# Just an FYI



## Marvin (Oct 16, 2002)

I'm selling a few things on Ebay. If you hit this one, you can hit "View sellers other items" to see the few other things I have.

Before too long, I'll have the 16" alloys up there. If anyone wants a knock around set of wheels, let me know.


----------



## agirliegirlaltima (May 21, 2006)

hey i just wrote you on ebay...lol....but i realized you said you have a set of alloys too? Im looking into get rims for the altima...what type are they and do you have pics? Let me know....thanks


----------



## Marvin (Oct 16, 2002)

agirliegirlaltima said:


> hey i just wrote you on ebay...lol....but i realized you said you have a set of alloys too? Im looking into get rims for the altima...what type are they and do you have pics? Let me know....thanks



They are the 16" alloys that came with the Altima S and SL back in 02 (and 03 I think??).

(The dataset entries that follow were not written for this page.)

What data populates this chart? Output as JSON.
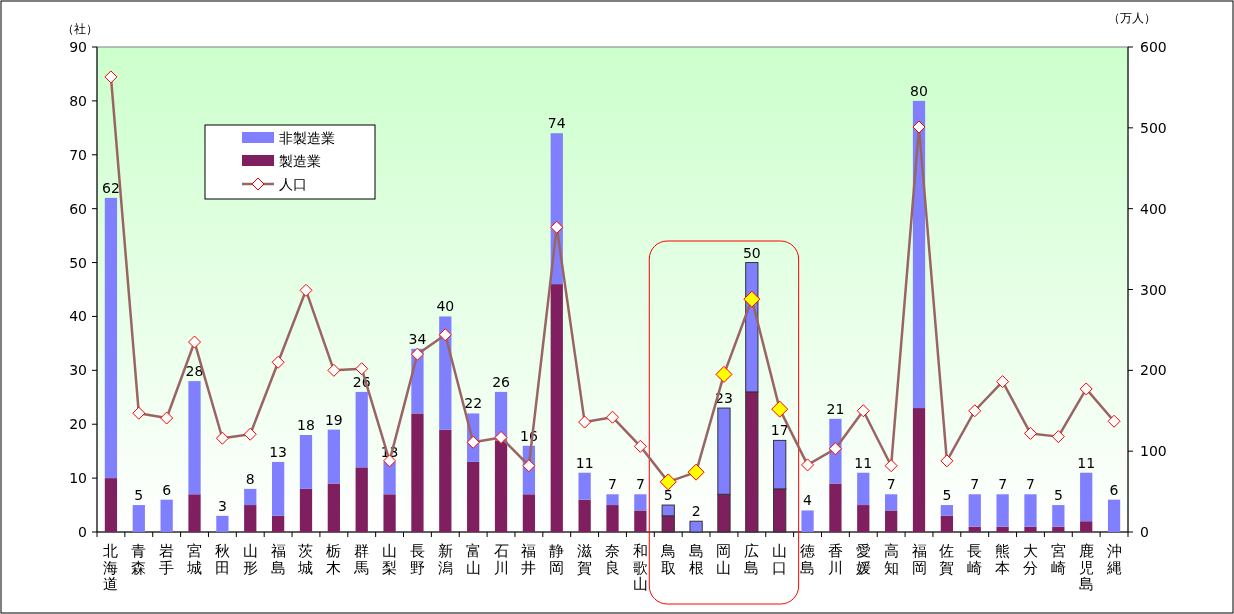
{
  "chart_data": {
    "type": "bar",
    "stacked": true,
    "ylabel": "（社）",
    "y2label": "（万人）",
    "categories": [
      "北海道",
      "青森",
      "岩手",
      "宮城",
      "秋田",
      "山形",
      "福島",
      "茨城",
      "栃木",
      "群馬",
      "山梨",
      "長野",
      "新潟",
      "富山",
      "石川",
      "福井",
      "静岡",
      "滋賀",
      "奈良",
      "和歌山",
      "鳥取",
      "島根",
      "岡山",
      "広島",
      "山口",
      "徳島",
      "香川",
      "愛媛",
      "高知",
      "福岡",
      "佐賀",
      "長崎",
      "熊本",
      "大分",
      "宮崎",
      "鹿児島",
      "沖縄"
    ],
    "series": [
      {
        "name": "製造業",
        "color": "#801f5f",
        "values": [
          10,
          0,
          0,
          7,
          0,
          5,
          3,
          8,
          9,
          12,
          7,
          22,
          19,
          13,
          17,
          7,
          46,
          6,
          5,
          4,
          3,
          0,
          7,
          26,
          8,
          0,
          9,
          5,
          4,
          23,
          3,
          1,
          1,
          1,
          1,
          2,
          0
        ]
      },
      {
        "name": "非製造業",
        "color": "#8080ff",
        "values": [
          52,
          5,
          6,
          21,
          3,
          3,
          10,
          10,
          10,
          14,
          6,
          12,
          21,
          9,
          9,
          9,
          28,
          5,
          2,
          3,
          2,
          2,
          16,
          24,
          9,
          4,
          12,
          6,
          3,
          57,
          2,
          6,
          6,
          6,
          4,
          9,
          6
        ]
      },
      {
        "name": "人口",
        "type": "line",
        "axis": "y2",
        "color": "#9a6464",
        "marker": "diamond",
        "colors": [
          "#ffffff",
          "#ffffff",
          "#ffffff",
          "#ffffff",
          "#ffffff",
          "#ffffff",
          "#ffffff",
          "#ffffff",
          "#ffffff",
          "#ffffff",
          "#ffffff",
          "#ffffff",
          "#ffffff",
          "#ffffff",
          "#ffffff",
          "#ffffff",
          "#ffffff",
          "#ffffff",
          "#ffffff",
          "#ffffff",
          "#ffff00",
          "#ffff00",
          "#ffff00",
          "#ffff00",
          "#ffff00",
          "#ffffff",
          "#ffffff",
          "#ffffff",
          "#ffffff",
          "#ffffff",
          "#ffffff",
          "#ffffff",
          "#ffffff",
          "#ffffff",
          "#ffffff",
          "#ffffff",
          "#ffffff"
        ],
        "values": [
          563,
          147,
          141,
          235,
          116,
          121,
          210,
          299,
          200,
          202,
          88,
          220,
          244,
          111,
          117,
          82,
          377,
          136,
          142,
          106,
          62,
          74,
          195,
          288,
          152,
          83,
          103,
          150,
          82,
          501,
          88,
          150,
          186,
          122,
          118,
          177,
          137
        ]
      }
    ],
    "totals": [
      "62",
      "5",
      "6",
      "28",
      "3",
      "8",
      "13",
      "18",
      "19",
      "26",
      "13",
      "34",
      "40",
      "22",
      "26",
      "16",
      "74",
      "11",
      "7",
      "7",
      "5",
      "2",
      "23",
      "50",
      "17",
      "4",
      "21",
      "11",
      "7",
      "80",
      "5",
      "7",
      "7",
      "7",
      "5",
      "11",
      "6"
    ],
    "ylim": [
      0,
      90
    ],
    "yticks": [
      0,
      10,
      20,
      30,
      40,
      50,
      60,
      70,
      80,
      90
    ],
    "y2lim": [
      0,
      600
    ],
    "y2ticks": [
      0,
      100,
      200,
      300,
      400,
      500,
      600
    ],
    "legend": "top left"
  }
}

This isn't my car, but this is what they look like. 












Make me an offer and we'll work on shipping


----------



## agirliegirlaltima (May 21, 2006)

*hmmm*



Marvin said:


> They are the 16" alloys that came with the Altima S and SL back in 02 (and 03 I think??).
> 
> 
> This isn't my car, but this is what they look like.
> ...



well how much are you thinking of selling them for? Let me know first so we can start bargaining...


----------